Trasolini Nicholas A, Rice Morgan, Paul Katlynn, Nho Shane J
Section of Young Adult Hip Surgery, Division of Sports Medicine, Department of Orthopedic Surgery, Rush Medical College of Rush University, Rush University Medical Center, Chicago, Illinois, USA.
Video J Sports Med. 2022 Apr 5;2(2):26350254211063213. doi: 10.1177/26350254211063213. eCollection 2022 Mar-Apr.
Deep gluteal syndrome (DGS) encompasses a spectrum of pathologies causing symptomatic sciatic nerve compression deep to the gluteus maximus muscle. Endoscopic sciatic neurolysis is an option for management of DGS when conservative treatment fails.
Endoscopic sciatic neurolysis is indicated for retro-trochanteric pain, sciatica-like burning in the posterior thigh, and sitting discomfort that is reproducible on physical examination after failing conservative management.

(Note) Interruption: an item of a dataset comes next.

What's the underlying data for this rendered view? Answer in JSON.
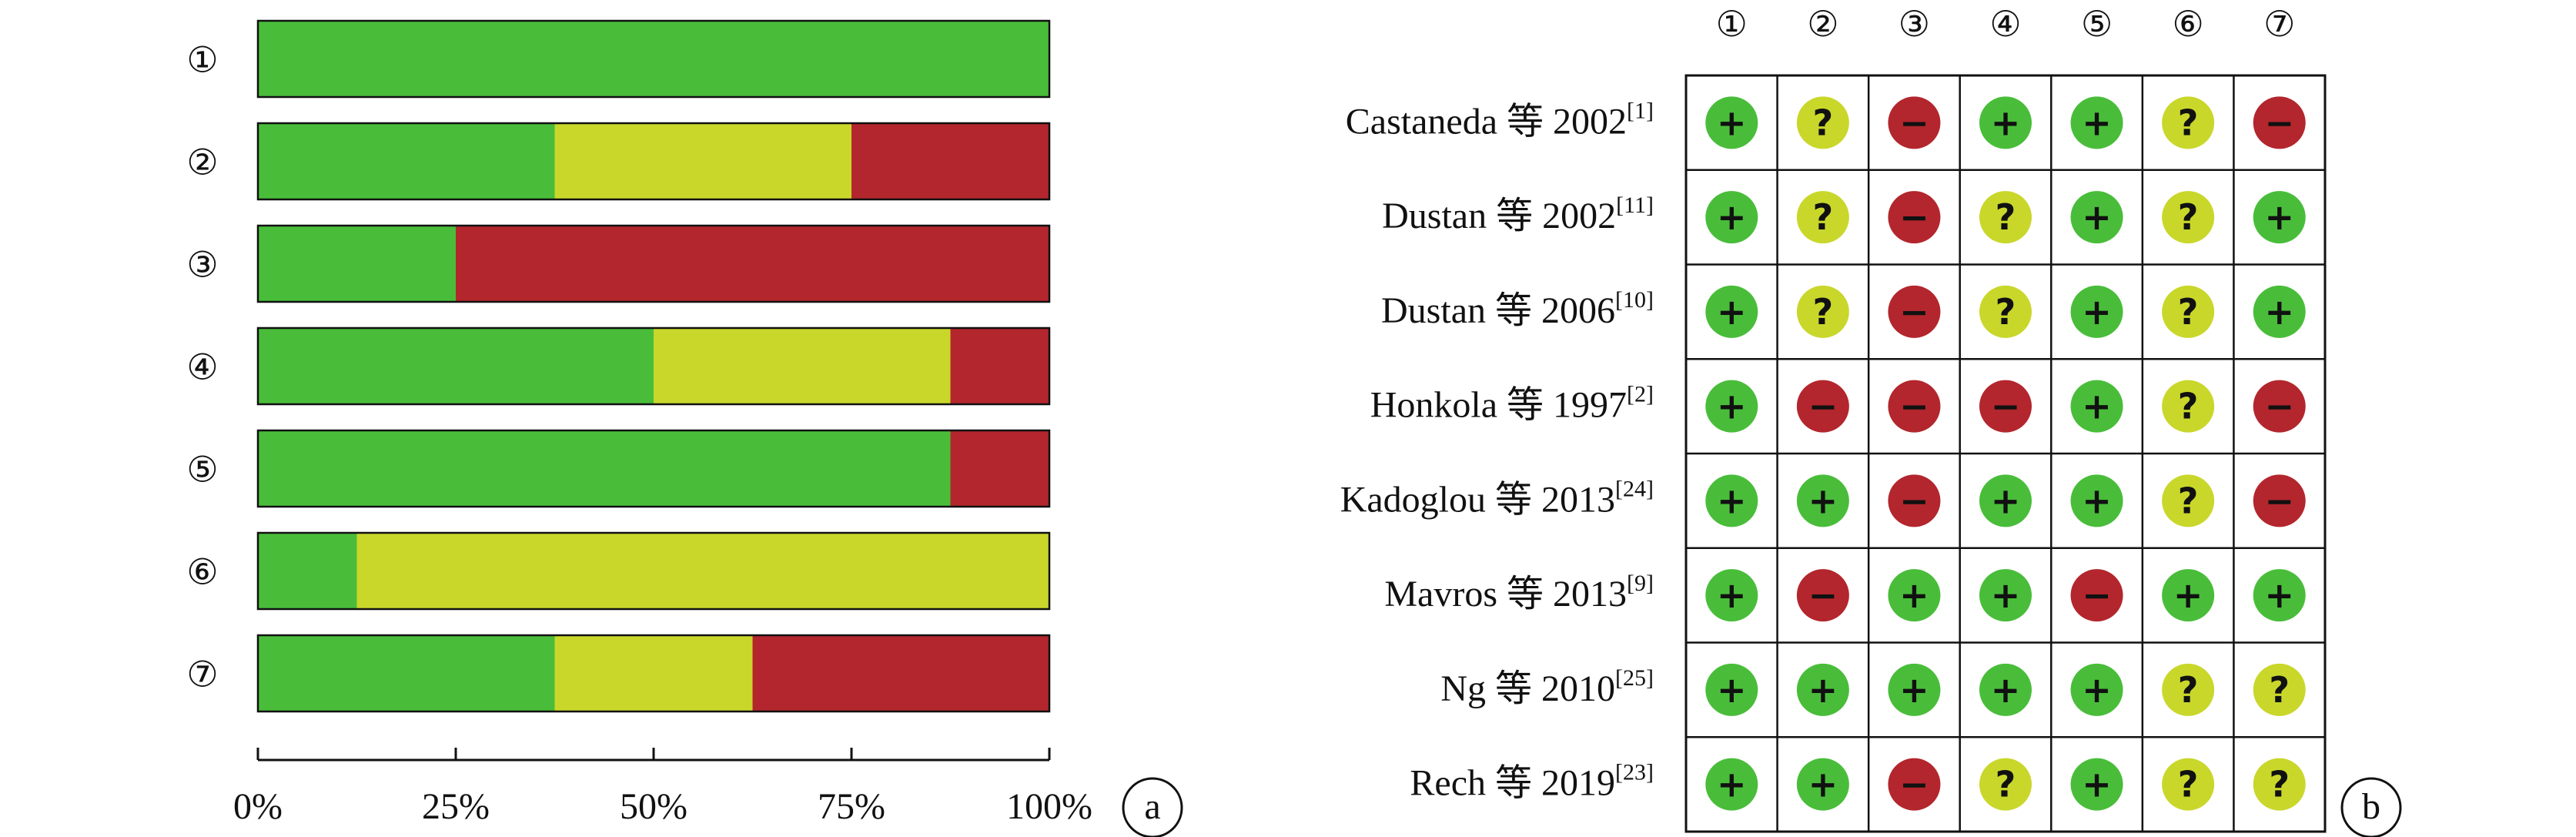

The technique presented here introduces a standard endoscopic sciatic neurolysis technique with an accessory posterolateral portal placed distally and in line with the sciatic nerve. Use of a switching stick through an accessory distal posterolateral portal can allow for in-line protection and retraction of the sciatic nerve while it is carefully released from compressive fibrous bands using an arthroscopic shaver. It is important that the accessory portal be placed under direct visualization with caution not to injure the sciatic nerve. An arthroscopic radiofrequency device can be used for hemostasis and further release of fibrous bands. At the end of the procedure, the sciatic nerve should be visualized fully released and freely mobile from the piriformis muscle to the level of the lesser trochanter.

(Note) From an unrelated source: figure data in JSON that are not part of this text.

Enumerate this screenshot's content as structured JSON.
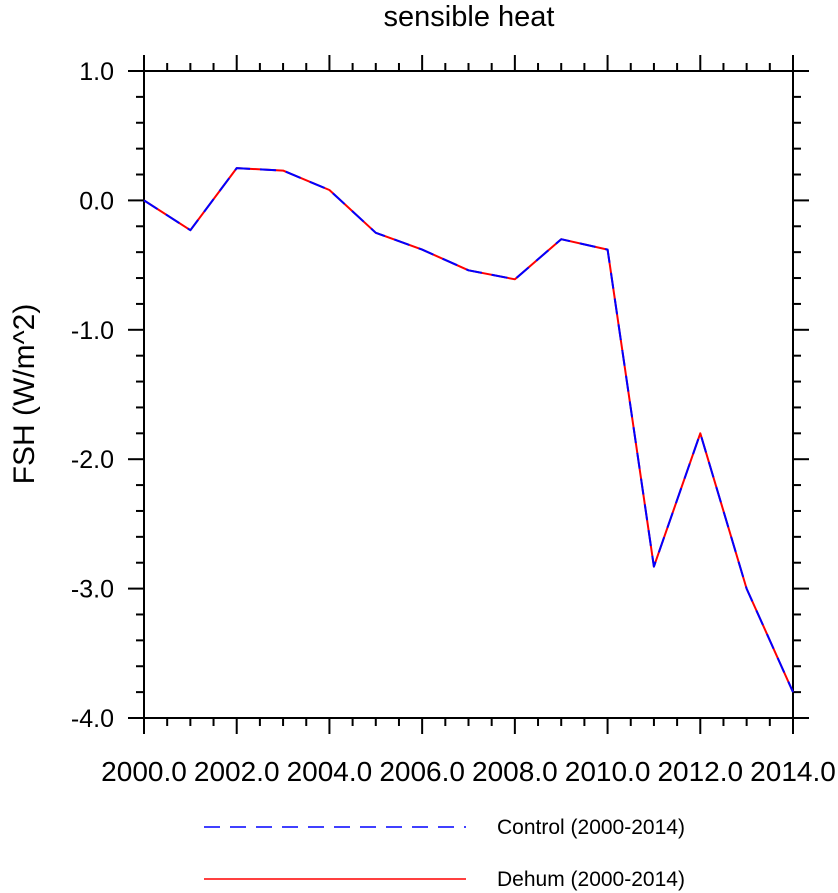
{
  "chart_data": {
    "type": "line",
    "title": "sensible heat",
    "ylabel": "FSH  (W/m^2)",
    "xlabel": "",
    "xlim": [
      2000,
      2014
    ],
    "ylim": [
      -4.0,
      1.0
    ],
    "x_ticks": [
      2000,
      2002,
      2004,
      2006,
      2008,
      2010,
      2012,
      2014
    ],
    "x_tick_labels": [
      "2000.0",
      "2002.0",
      "2004.0",
      "2006.0",
      "2008.0",
      "2010.0",
      "2012.0",
      "2014.0"
    ],
    "y_ticks": [
      1.0,
      0.0,
      -1.0,
      -2.0,
      -3.0,
      -4.0
    ],
    "y_tick_labels": [
      "1.0",
      "0.0",
      "-1.0",
      "-2.0",
      "-3.0",
      "-4.0"
    ],
    "grid": false,
    "legend_position": "bottom",
    "x": [
      2000,
      2001,
      2002,
      2003,
      2004,
      2005,
      2006,
      2007,
      2008,
      2009,
      2010,
      2011,
      2012,
      2013,
      2014
    ],
    "series": [
      {
        "name": "Control (2000-2014)",
        "color": "#0000ff",
        "dash": "dashed",
        "values": [
          0.0,
          -0.23,
          0.25,
          0.23,
          0.08,
          -0.25,
          -0.38,
          -0.54,
          -0.61,
          -0.3,
          -0.38,
          -2.83,
          -1.8,
          -3.0,
          -3.8
        ]
      },
      {
        "name": "Dehum (2000-2014)",
        "color": "#ff0000",
        "dash": "solid",
        "values": [
          0.0,
          -0.23,
          0.25,
          0.23,
          0.08,
          -0.25,
          -0.38,
          -0.54,
          -0.61,
          -0.3,
          -0.38,
          -2.83,
          -1.8,
          -3.0,
          -3.8
        ]
      }
    ]
  }
}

In properly selected patients, the procedure is very successful. In a series of 35 cases, the procedure reduced sitting pain (present in 97% of patients preoperative, 17% of patients postoperative), reduced narcotic use, improved visual analog scale (VAS) pain scores, and improved modified Harris hip scores without major complications.

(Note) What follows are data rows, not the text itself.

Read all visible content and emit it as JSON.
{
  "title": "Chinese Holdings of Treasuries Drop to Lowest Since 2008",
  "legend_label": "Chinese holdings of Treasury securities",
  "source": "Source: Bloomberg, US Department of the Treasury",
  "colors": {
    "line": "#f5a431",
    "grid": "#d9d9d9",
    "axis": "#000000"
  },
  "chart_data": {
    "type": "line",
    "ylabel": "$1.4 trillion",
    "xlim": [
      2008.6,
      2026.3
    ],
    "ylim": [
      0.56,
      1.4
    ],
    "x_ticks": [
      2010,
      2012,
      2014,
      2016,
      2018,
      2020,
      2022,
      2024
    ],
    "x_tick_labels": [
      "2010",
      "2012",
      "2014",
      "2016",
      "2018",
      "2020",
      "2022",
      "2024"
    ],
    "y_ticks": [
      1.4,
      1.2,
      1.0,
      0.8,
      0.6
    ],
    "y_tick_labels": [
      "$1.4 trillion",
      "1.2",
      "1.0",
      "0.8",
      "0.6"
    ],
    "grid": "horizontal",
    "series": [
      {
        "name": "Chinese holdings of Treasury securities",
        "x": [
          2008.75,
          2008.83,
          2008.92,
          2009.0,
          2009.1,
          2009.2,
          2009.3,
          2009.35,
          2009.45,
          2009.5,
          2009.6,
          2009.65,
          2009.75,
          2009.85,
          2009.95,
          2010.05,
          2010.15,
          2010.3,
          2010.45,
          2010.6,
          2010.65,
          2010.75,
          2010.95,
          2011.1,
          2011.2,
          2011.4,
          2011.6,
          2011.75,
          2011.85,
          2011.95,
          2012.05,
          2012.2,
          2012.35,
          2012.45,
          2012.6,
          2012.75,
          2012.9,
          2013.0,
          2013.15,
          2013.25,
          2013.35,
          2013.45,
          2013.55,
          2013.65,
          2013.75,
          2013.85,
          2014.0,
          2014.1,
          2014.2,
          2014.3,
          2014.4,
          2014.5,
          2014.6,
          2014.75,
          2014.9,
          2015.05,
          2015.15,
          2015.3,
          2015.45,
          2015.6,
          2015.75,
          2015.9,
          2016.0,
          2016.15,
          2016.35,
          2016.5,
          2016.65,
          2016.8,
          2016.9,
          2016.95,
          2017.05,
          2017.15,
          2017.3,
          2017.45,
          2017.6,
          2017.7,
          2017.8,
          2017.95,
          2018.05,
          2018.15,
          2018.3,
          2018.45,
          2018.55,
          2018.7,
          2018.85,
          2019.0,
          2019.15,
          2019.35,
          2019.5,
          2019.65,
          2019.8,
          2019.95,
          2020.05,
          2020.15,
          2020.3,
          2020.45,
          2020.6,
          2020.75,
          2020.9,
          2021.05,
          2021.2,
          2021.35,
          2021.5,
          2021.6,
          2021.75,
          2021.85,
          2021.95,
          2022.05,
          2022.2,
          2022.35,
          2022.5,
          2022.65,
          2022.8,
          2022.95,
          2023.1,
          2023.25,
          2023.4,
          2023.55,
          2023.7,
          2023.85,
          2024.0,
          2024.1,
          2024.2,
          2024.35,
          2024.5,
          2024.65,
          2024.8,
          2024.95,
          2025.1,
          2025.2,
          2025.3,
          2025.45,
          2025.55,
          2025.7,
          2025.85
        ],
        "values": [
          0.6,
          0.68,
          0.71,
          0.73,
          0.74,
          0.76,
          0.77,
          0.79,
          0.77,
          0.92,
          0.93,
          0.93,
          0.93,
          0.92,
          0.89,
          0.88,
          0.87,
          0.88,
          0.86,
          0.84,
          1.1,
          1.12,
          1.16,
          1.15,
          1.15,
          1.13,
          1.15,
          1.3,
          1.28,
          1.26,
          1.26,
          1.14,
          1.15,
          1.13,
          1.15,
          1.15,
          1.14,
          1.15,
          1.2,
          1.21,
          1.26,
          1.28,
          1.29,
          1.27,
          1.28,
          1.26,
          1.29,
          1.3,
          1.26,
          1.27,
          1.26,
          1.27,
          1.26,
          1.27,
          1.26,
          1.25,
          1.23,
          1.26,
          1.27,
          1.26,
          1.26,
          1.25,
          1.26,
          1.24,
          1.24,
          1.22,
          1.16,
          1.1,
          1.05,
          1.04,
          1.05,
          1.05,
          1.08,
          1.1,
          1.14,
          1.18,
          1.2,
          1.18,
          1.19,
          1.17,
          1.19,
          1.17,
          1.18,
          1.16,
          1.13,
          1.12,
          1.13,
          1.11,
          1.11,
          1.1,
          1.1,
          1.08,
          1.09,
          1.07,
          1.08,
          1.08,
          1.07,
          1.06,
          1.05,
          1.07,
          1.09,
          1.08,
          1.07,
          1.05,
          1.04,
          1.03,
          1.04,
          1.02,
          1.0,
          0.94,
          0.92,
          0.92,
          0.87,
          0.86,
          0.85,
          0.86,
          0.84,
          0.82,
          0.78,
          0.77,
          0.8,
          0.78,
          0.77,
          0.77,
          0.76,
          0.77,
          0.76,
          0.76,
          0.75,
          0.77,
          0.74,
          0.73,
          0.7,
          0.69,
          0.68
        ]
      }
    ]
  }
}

Although rare following hip arthroscopy, postoperative scarring and fibrous bands are a common cause of DGS which can be effectively treated by endoscopic sciatic nerve decompression. Results of endoscopic sciatic neurolysis have thus far been encouraging with improvements in patient reported outcome scores and high rates of satisfaction. However, complications do occur and can result in neurologic deficits. Nevertheless, with careful patient selection and meticulous sciatic nerve dissection, endoscopic sciatic neurolysis for DGS is a safe and effective technique for decompression of fibrous bands and adhesions that can lead to sciatic neuralgia.
深部臀肌综合征(DGS)包括一系列导致坐骨神经在臀大肌深部受压并出现症状的病变。当保守治疗失败时,内镜下坐骨神经松解术是治疗DGS的一种选择。
内镜下坐骨神经松解术适用于转子后疼痛、大腿后侧类似坐骨神经痛的灼痛以及保守治疗失败后体格检查可再现的坐位不适。
此处介绍的技术引入了一种标准的内镜下坐骨神经松解术,通过在远端并与坐骨神经对齐处设置一个辅助后外侧入路。通过辅助远端后外侧入路使用转换棒,可在使用关节镜刨削器从压迫性纤维带中小心松解坐骨神经时,对其进行直线保护和牵拉。重要的是,辅助入路应在直视下小心放置,以免损伤坐骨神经。可使用关节镜射频设备进行止血并进一步松解纤维带。手术结束时,应看到坐骨神经完全松解,从梨状肌到小转子水平可自由移动。
在适当选择的患者中,该手术非常成功。在一系列35例病例中,该手术减轻了坐位疼痛(术前97%的患者存在,术后17%的患者存在),减少了麻醉药物的使用,改善了视觉模拟量表(VAS)疼痛评分,并改善了改良Harris髋关节评分,且无重大并发症。
尽管髋关节镜检查后罕见,但术后瘢痕形成和纤维带是DGS的常见原因,可通过内镜下坐骨神经减压有效治疗。迄今为止,内镜下坐骨神经松解术的结果令人鼓舞,患者报告的结局评分有所改善,满意度较高。然而,并发症确实会发生,并可能导致神经功能缺损。尽管如此,通过仔细选择患者并细致地进行坐骨神经解剖,内镜下坐骨神经松解术治疗DGS是一种安全有效的技术,可用于松解可导致坐骨神经痛的纤维带和粘连。